Opinion / Budget 2025-2026
Weighing Heavily on the People for Revenue Growth

The proposed budget for the fiscal year 2025–26 has been set at BDT 7.9 trillion. According to the Finance Adviser and the National Board of Revenue (NBR), this budget is expected to accelerate the country’s economic progress. But a closer look at its tax and duty structure raises a critical question: is this truly a people-friendly budget—or one that burdens the everyday citizen in the name of revenue collection?
The budget proposal is packed with new or increased taxes, VAT, and duties on a wide range of consumer goods: refrigerators, air conditioners, mobile phones, motorcycles, kitchenware, rods and steel, even shaving blades. These are not luxury items; they are part of modern, everyday life. And increasing costs in these sectors directly affects the middle- and lower-income groups.
Take the example of mobile phones. A small 2%–2.5% increase in VAT on locally assembled handsets may seem marginal on paper—but for a college student from a working-class family, that can make a meaningful difference in affordability. Similarly, VAT on fridges and ACs is set to double from 7.5% to 15%, making essential household appliances further out of reach for many families.
The construction industry is set to feel the brunt as well. Increased VAT on rods and steel could raise per-ton prices by as much as BDT 1,400, significantly impacting housing costs and the rental market. Even environmentally questionable transport like battery-powered rickshaws will become more expensive due to a steep rise in import duty on motors.

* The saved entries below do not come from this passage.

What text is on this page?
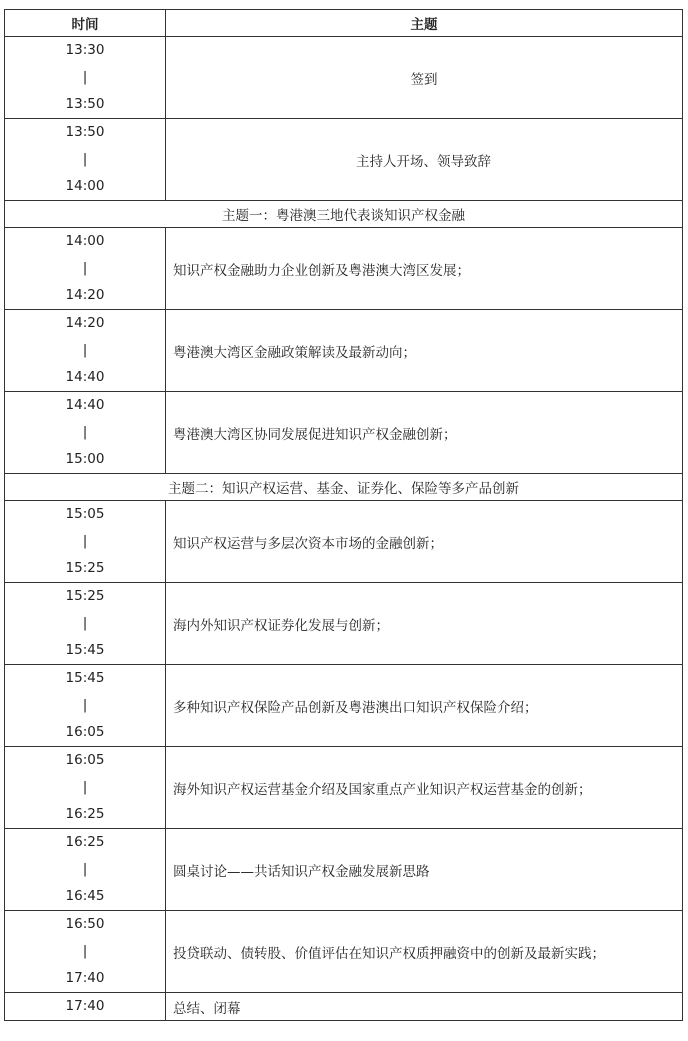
时间	主题

13:30
|
13:50	签到

13:50
|
14:00	主持人开场、领导致辞
主题一：粤港澳三地代表谈知识产权金融	

14:00
|
14:20	知识产权金融助力企业创新及粤港澳大湾区发展；

14:20
|
14:40	粤港澳大湾区金融政策解读及最新动向；

14:40
|
15:00	粤港澳大湾区协同发展促进知识产权金融创新；
主题二：知识产权运营、基金、证券化、保险等多产品创新	

15:05
|
15:25	知识产权运营与多层次资本市场的金融创新；

15:25
|
15:45	海内外知识产权证券化发展与创新；

15:45
|
16:05	多种知识产权保险产品创新及粤港澳出口知识产权保险介绍；

16:05
|
16:25	海外知识产权运营基金介绍及国家重点产业知识产权运营基金的创新；

16:25
|
16:45	圆桌讨论——共话知识产权金融发展新思路

16:50
|
17:40	投贷联动、债转股、价值评估在知识产权质押融资中的创新及最新实践；

17:40	总结、闭幕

Cigarette prices are expected to rise again, not by increasing tax on the product directly—but by increasing the supplementary duty on cigarette paper from 60% to 100%. While this may benefit public health on the surface, it could also put additional strain on the low-income workers in the tobacco supply chain.
Then there's the matter of cosmetics and chocolate—two product categories that serve different classes of consumers. The minimum dutiable import value for lipstick is proposed to be doubled (from $20/kg to $40/kg), and for chocolate, raised from $4/kg to $10/kg. While one might argue these are non-essential goods, their lumping together with basic kitchen items in tax policy raises concerns about consistency and fairness.
That said, there are some commendable initiatives. Doubling VAT on single-use plastics while exempting eco-friendly alternatives shows environmental foresight. Raising tariffs on imported toys to protect domestic industries is also a positive step—assuming quality standards in local production can meet demand.
But overall, the greatest shortfall of this budget is the lack of direct relief or support measures for everyday people. There is little here for food security, healthcare accessibility, or public education development—three pillars that truly reflect the government’s care for its people. In their absence, the perception grows that this budget is a ledger-driven exercise, not a people-centric policy.
It’s true that increasing revenue is essential for national development. But when the cost of that revenue disproportionately falls on essential household consumption, it undermines both economic equity and public trust. A budget is not just an accounting statement—it is a political and moral document that reflects who bears the cost of development.
Unless reviewed and rebalanced, the 2025–26 budget may succeed in meeting revenue targets—but it risks pushing the average citizen further into economic discomfort. In the end, the success of a budget isn’t measured in fiscal reports—it’s measured in how comfortably, safely, and hopefully people are able to live.